Francisco Louçã foi um dos oradores do fórum Socialismo 2015, a rentrée política do Bloco de Esquerda (BE) que até domingo decorre no Porto, e deixou o alerta de que "na Europa, nos próximos quatro anos o que é certo e sabido é que se vai viver uma nova crise financeira", que terá "consequências graves numa sociedade mais frágil porque a Europa acumulou desemprego".
 

"Ela virá de alguma forma que seja. Não pode deixar de vir, se é que já não está a caminho com estes anúncios de pânico nas bolsas por causa do crescimento chinês ser só 6%".


Na opinião do ex-líder do BE, "o desmantelamento dos regimes sociais, a fragilização das respostas políticas e os alinhamentos das soluções no centro europeu, em Berlim, significam que só resta à esquerda a sua reconstituição como um fator da política da luta social, que possa interpretar a democracia como ela é".
 

"Essa política, que ocupa o essencial da representação democrática para uma resposta de esquerda contra esta agressão, é a única hipótese que a Europa e Portugal têm neste contexto de poder falar com a sua voz e de poderem resolver os problemas de quem tem sido arrastado neste turbilhão da crise".
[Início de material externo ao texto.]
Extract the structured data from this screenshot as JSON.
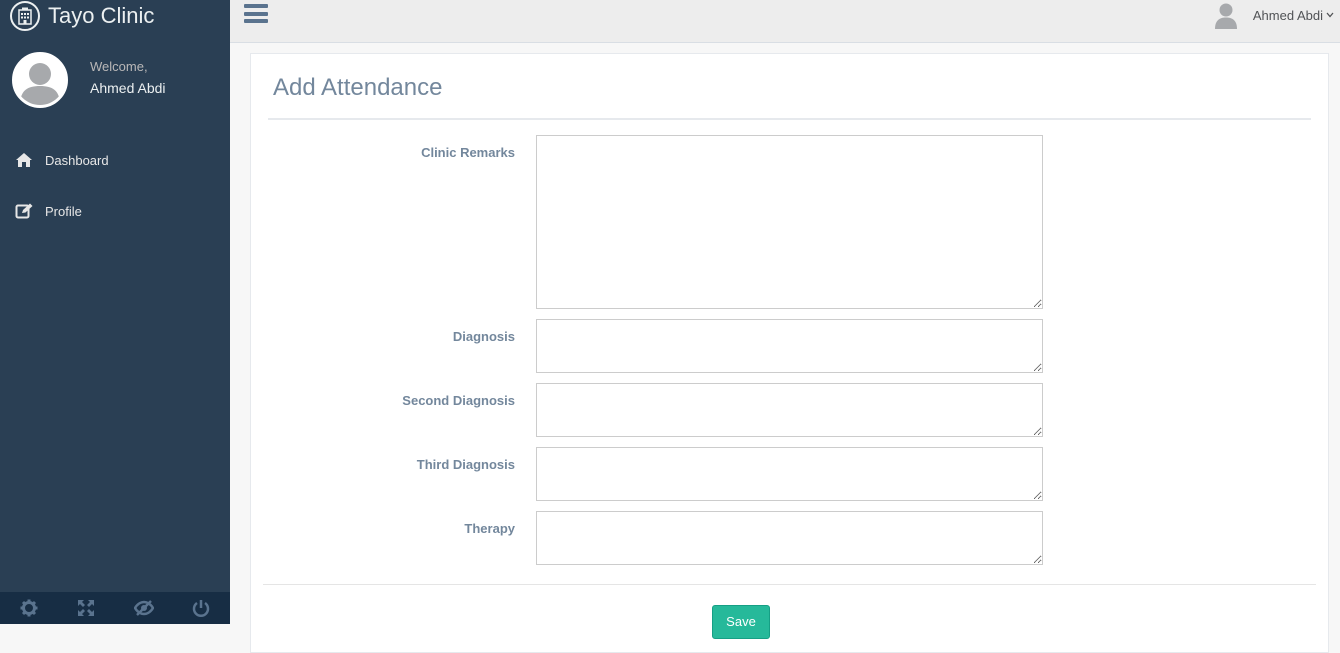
{
  "brand": {
    "title": "Tayo Clinic",
    "icon": "hospital-icon"
  },
  "sidebar": {
    "welcome_label": "Welcome,",
    "user_name": "Ahmed Abdi",
    "menu": [
      {
        "label": "Dashboard",
        "icon": "home-icon"
      },
      {
        "label": "Profile",
        "icon": "edit-icon"
      }
    ],
    "footer_icons": [
      "settings-icon",
      "fullscreen-icon",
      "lock-icon",
      "logout-icon"
    ]
  },
  "topbar": {
    "menu_icon": "hamburger-menu-icon",
    "user_name": "Ahmed Abdi"
  },
  "form": {
    "title": "Add Attendance",
    "fields": [
      {
        "label": "Clinic Remarks",
        "value": ""
      },
      {
        "label": "Diagnosis",
        "value": ""
      },
      {
        "label": "Second Diagnosis",
        "value": ""
      },
      {
        "label": "Third Diagnosis",
        "value": ""
      },
      {
        "label": "Therapy",
        "value": ""
      }
    ],
    "save_label": "Save"
  },
  "colors": {
    "sidebar_bg": "#2A3F54",
    "sidebar_footer_bg": "#172D44",
    "topbar_bg": "#EDEDED",
    "accent_green": "#26B99A",
    "label_color": "#73879C"
  }
}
Concretamente sobre a situação nacional, Louçã antecipou que um dia se dirá que "os anos da troika em Portugal foram o segundo 25 de Novembro, muito mais violento socialmente, muito mais prolongado, muito mais estratégico e com consequências da mesma ordem civilizacional sobre Portugal como a grande mudança que terminou a revolução".
 

"A liderança portuguesa, a governação, os seus partidos e a sua burguesia é germanófila, ou seja, depende, sabe que depende, quer depender, orgulha-se de depender e está satisfeita por depender das decisões de Berlim".


O economista - que partilhou o painel "Europa, Democracia e Alternativas" com a eurodeputada Marisa Matias e com a ex-eurodeputada Alda Sousa - começou a intervenção a falar da "reunião escolar de jovens laranja em Castelo de Vide", a Universidade de Verão do PSD, que "esta semana recebeu Horta Osório, o melhor banqueiro do mundo”.

"Nós já tivemos o melhor gestor do mundo mas este tem mais brilhantina. Horta Osório explicou aos jovens laranja que já estamos a viver dentro das nossas possibilidades. Horta Osório recebeu em 2014 um salário de 15,6 milhões de euros, ou seja, cerca de dois mil anos do salário médio nacional", ironizou.